Niestety, nie zawsze takie zakupy kończą się dobrze, bo czasem owoce, które na pierwszy rzut oka prezentowały się pięknie, okazują się być pryskane. Jak to rozpoznać? Wystarczy przeprowadzić szybki i prosty test "na dwa". Zobaczcie, na czym polega te metoda i od teraz już zawsze jej używajcie, aby się nie naciąć.
Zobacz także:
Pryskane truskawki - częsty problem na targach i w marketach
Świeże truskawki potrafią kusić z daleka, szczególnie gdy są duże i soczyście czerwone. Niestety w tym wypadku, jak w wielu innych, nie należy oceniać książki po okładce, bo piękny wygląd nie zawsze oznacza to produkt dobrej jakości. Okazuje się, że te owoce są jednymi z najbardziej zanieczyszczonych i od wielu lat zajmują wysokie miejsca w słynnym rankingu o nazwie "brudna dwunastka".

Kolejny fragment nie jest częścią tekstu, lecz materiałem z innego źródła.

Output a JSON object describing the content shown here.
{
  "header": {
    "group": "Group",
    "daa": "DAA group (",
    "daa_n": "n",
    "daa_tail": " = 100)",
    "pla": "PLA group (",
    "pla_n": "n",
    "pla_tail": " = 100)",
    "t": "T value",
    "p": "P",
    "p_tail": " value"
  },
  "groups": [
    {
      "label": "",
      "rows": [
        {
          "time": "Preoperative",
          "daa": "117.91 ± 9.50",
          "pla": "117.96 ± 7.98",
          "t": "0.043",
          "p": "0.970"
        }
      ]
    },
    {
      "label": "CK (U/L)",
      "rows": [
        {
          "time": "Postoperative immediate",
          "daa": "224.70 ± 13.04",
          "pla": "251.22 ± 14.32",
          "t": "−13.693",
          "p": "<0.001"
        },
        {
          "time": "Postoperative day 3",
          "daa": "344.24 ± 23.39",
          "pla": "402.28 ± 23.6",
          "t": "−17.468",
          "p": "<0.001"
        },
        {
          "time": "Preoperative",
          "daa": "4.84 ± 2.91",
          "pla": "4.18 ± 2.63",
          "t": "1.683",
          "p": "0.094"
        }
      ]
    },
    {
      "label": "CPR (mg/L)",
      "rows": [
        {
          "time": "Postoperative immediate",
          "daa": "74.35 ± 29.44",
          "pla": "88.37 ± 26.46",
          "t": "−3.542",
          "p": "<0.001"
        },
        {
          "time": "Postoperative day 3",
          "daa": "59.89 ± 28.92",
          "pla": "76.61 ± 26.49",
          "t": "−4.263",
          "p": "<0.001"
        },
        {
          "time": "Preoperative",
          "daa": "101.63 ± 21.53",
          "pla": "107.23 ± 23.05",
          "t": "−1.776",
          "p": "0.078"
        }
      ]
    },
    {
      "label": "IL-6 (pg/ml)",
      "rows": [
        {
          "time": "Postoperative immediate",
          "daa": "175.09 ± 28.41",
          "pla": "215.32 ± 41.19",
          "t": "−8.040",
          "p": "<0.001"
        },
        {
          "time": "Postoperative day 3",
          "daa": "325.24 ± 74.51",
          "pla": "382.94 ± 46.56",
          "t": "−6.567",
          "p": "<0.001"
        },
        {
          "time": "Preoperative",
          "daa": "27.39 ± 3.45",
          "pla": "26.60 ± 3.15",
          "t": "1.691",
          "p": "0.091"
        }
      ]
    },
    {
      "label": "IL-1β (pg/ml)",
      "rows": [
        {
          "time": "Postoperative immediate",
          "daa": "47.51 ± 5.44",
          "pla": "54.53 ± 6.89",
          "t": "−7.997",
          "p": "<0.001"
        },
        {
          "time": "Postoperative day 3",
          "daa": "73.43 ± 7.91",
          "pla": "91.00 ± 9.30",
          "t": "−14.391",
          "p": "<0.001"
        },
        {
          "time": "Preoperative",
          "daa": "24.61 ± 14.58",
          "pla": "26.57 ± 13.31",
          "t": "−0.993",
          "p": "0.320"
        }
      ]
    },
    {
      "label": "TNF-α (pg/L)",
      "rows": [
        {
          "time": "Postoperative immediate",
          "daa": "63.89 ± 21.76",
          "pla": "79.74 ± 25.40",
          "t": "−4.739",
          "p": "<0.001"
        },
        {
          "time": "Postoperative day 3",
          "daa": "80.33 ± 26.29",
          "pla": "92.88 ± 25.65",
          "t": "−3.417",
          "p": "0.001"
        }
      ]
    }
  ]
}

A co takiego można znaleźć na tych czerwoniutkich owocach? Lista substancji jest niepokojąco długa, bo aby chronić truskawki przed chorobami oraz szkodnikami, stosuje się fungicydy, herbicydy, insektycydy i akarycydy. Oczywiście substancje te nie są mile widziane w naszych organizmach, dlatego warto wiedzieć, jak rozpoznać takie pryskane truskawki i co zrobić, aby dokładnie oczyścić je ze wszelkiej chemii.
Po czym poznać, że truskawki były pryskane?
Aby szybko wytropić pryskane truskawki, wystarczy od razu po przyniesieniu owoców do domu zrobić test "na dwa". Chodzi tu po prostu o to, aby przygotować dwie miseczki z wodą - z dodatkiem octu i sody. Jeśli chodzi o proporcje, to wodę z octem należy wymieszać w stosunku 3:1, a do drugiej mieszanki dodać 1 łyżkę sody na sporą miseczkę płynu.
Oba takie roztwory należy dokładnie wymieszać i wrzucić truskawki najpierw na 5 minut do wody z octem, a potem na tyle same do wody z sodą. Po tych 10 minutach wszystko będzie już jasne, bo jeśli woda w obu miseczkach zrobi się mętna i nabierze lekko żółtego koloru, to owoce z pewnością były pryskane.
Pozostaje tylko pytanie - co dalej z takimi truskawkami? Nie musicie się ich już bać, bo po takiej kąpieli octowo-sodowej będą już dokładnie oczyszczone ze wszelkiej chemii na powierzchni skórki. Nie trzeba więc tak od razu ich wyrzucać, ale na przyszłość lepiej nie iść drugi raz do tego samego źródła i po prostu wybrać inny stragan.